Christina Battle, Keeley Haftner, grlrm collective (Natalie Blaustone-Dye, Melissa Geppert, Kate Holub, Olivia No, Eden Redmond)
Presentation : Friday September 30, 2016 | 6PM
Exhibition: Friday September 30th to Sunday October 2nd 2016
Studio XX invites you to the presentation of a group of artists, who redefine the limits between the public and the private, by occupying actual spaces that range from the bedroom to actual streets.
Christina Battle
notes to self (2014 – en cours)
Multiple video loops | an ongoing project. notes to self.
Notes to Self is an ongoing series of videos documenting a simple, repetitive act as a way to mimic our fleeting engagement with social media status updates. Fragments of text, in the form of notes to myself, are set on fire with varying degrees of success. Unlike social media updates, the fate of these updates are controlled and finite, existing only for a few seconds before being completely destroyed. The notes, which range from humorous reminders and revelations to recollections about larger societal events, are simple in both form and execution, allowing for a critical and considered viewing response.
Games To Help You Get Ready To Live In The Police State [une série d’instructions] (2015)
Video Loops + Zines
Police militarization has been among the most consequential and unnoticed developments of our time. [Ryan Grim – Statement On The False Arrest Of Reporters Ryan Reilly And Wesley Lowery – Huffington Post, 08/13/2014 11:23 pm]
Keeley Haftner
Leaves is a collection of 3D-printed maple leaves made from disposable cups and installed site-specifically within Montreal. The cups were made from PLA (polylactic acid)—a polymer derived from corn sugar through a fermentation process that has been designed to be compostable at an industrial scale. Under the right conditions (high temperature, condensation, microbes) they may break down, but without such conditions they are similar to ordinary plastics. Being at once familiarly naturalistic and strangely synthetic, Leaves are ghostly objects which are materially and formally recognizable and withdrawn.
grlrm collective
grlrm is a collective study of the practices, publics & politics of the female bedroom. Bringing together work in print and digital media, video and sound art, performance, radical pedagogy, crafting, and community building into an interactive installation, grlrm investigates the artifacts, images, and forms of cultural work that girls and women perform in their beds and bedrooms. Additionally, grlrm seeks to explore the distinct relational practices of bedroom cultures (e.g. hanging out, chatting, media making and/or sharing, care giving). Workshops addressed to the various historical, material, affective, creative, and economic dimensions of bedroom culture are designed to facilitate conversation and creative exchange.
Julie Faubert
La Table is a sound intervention occupation that seeks to revisit and transform our reading and our experience of public squares. How do we inhabit the spaces we have in common? How do we build the collective history of our cities? Who decides our street names? What is collective memory? How can we participate in creating new senses of belonging to common spaces?
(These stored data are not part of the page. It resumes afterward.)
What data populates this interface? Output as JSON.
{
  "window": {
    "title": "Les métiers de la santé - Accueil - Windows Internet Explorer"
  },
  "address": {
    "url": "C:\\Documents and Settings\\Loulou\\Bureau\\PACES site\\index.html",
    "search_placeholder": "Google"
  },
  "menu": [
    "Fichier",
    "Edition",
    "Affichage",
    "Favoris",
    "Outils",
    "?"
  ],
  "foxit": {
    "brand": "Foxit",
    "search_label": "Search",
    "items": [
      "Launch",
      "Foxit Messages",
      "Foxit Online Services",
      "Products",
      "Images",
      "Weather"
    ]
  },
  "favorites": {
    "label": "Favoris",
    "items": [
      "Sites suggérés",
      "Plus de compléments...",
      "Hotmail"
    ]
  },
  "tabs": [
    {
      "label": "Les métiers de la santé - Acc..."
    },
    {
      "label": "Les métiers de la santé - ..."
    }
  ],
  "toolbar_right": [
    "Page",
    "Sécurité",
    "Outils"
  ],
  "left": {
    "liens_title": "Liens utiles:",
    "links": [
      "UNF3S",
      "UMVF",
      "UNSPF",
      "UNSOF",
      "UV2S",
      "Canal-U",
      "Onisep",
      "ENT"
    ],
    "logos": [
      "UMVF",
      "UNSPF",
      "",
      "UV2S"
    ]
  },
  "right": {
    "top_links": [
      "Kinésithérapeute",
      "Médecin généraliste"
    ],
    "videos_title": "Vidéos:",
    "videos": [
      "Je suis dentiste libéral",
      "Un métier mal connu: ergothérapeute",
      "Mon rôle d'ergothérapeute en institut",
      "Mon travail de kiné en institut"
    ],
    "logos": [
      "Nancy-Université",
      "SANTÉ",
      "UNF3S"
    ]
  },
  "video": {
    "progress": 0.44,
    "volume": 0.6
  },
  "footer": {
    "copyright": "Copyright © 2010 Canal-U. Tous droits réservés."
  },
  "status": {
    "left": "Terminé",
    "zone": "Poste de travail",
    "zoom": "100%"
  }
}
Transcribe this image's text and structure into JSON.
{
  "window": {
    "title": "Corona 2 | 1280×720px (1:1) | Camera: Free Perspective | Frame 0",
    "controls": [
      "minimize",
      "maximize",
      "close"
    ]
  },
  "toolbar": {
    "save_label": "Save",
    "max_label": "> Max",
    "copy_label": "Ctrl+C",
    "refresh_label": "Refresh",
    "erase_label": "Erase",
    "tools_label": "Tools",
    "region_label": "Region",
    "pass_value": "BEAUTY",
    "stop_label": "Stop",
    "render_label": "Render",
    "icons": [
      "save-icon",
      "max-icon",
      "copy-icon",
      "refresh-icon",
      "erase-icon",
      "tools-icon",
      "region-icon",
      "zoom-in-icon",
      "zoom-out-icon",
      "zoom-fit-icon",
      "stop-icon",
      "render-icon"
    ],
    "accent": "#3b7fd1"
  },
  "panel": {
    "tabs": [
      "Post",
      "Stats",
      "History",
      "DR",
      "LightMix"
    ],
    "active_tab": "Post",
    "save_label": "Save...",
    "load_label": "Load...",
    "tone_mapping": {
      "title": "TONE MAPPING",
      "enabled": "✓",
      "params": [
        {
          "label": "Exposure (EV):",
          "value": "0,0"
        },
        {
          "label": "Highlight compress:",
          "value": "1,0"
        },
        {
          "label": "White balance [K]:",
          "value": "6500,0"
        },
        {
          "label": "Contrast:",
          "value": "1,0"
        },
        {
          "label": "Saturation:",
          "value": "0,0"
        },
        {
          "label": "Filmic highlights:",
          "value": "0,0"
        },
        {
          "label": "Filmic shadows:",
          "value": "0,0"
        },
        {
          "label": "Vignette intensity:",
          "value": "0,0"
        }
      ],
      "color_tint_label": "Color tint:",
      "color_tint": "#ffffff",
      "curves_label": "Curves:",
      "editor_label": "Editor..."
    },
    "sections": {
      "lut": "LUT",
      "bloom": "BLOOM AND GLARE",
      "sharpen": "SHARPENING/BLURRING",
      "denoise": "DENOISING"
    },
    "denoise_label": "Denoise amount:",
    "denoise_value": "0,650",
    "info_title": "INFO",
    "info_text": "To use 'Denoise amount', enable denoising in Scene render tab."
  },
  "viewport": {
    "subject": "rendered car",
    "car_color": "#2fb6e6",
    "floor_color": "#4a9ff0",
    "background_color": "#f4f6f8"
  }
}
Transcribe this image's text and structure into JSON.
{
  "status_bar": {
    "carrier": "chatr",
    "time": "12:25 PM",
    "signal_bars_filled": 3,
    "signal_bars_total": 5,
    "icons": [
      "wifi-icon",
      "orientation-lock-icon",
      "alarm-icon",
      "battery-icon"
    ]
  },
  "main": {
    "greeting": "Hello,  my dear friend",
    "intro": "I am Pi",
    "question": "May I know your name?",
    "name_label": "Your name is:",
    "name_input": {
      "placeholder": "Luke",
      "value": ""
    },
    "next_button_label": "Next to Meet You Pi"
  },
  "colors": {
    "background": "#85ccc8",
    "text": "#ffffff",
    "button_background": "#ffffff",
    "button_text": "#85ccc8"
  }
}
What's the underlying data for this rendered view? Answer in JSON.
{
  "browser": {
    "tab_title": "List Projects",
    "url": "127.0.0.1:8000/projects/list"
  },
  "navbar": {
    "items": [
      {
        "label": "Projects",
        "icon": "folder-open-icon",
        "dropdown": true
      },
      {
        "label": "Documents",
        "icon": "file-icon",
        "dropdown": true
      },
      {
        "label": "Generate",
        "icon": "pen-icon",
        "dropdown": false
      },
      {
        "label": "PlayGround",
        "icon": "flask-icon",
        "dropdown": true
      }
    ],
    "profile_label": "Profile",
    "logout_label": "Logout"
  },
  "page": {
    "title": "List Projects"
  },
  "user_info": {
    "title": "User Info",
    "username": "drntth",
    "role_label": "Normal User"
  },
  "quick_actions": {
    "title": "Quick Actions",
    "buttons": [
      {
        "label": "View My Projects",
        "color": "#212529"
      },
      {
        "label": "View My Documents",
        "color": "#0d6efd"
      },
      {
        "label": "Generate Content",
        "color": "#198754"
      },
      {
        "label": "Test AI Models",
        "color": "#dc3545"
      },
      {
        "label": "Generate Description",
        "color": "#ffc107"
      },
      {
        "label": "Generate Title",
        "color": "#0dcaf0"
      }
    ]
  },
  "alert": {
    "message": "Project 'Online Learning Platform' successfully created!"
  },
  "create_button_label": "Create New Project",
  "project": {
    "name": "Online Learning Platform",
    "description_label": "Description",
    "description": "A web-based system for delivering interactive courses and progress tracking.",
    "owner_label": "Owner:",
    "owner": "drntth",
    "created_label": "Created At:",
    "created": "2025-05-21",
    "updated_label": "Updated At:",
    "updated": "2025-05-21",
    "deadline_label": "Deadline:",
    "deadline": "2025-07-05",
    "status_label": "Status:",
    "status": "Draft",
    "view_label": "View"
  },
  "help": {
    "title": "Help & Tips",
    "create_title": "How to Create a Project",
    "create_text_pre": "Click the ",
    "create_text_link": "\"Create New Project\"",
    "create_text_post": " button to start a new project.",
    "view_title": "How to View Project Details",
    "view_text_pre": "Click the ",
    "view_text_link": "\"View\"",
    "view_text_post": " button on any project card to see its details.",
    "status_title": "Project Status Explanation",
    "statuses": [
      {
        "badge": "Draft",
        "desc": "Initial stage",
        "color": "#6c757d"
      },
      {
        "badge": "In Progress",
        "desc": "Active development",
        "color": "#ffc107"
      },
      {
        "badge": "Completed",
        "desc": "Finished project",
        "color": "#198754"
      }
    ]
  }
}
At La Table, we are invited to sit and share a collective dinner in the city, to discuss and take a headset, so we begin to mingle these moments with those of another dinner, on that very place, listening to other people, other words, other ideas. La Table is a metaphor of a real public space : it transforms a public square in a palimpsest of presences intertwined with one another; it creates improbable encounters between people who have occupied this square at different times. Through the use of binaural recordings that mold the very specific square spatiality, guests are invited to participate in a discussion that never ends; to listen to the voices of those who were there before blended in the voices of people who are really there, sitting at the table. From then on, it is about experiencing how it feels and what happens when we live many moments at the same time. (With the participation of 14 people from diverse fields of experience – urbanism, geography, political science, activism, (oral) history, art – who accepted to eat and discuss in Parc Ethel Stark on the 20th of August 2016.)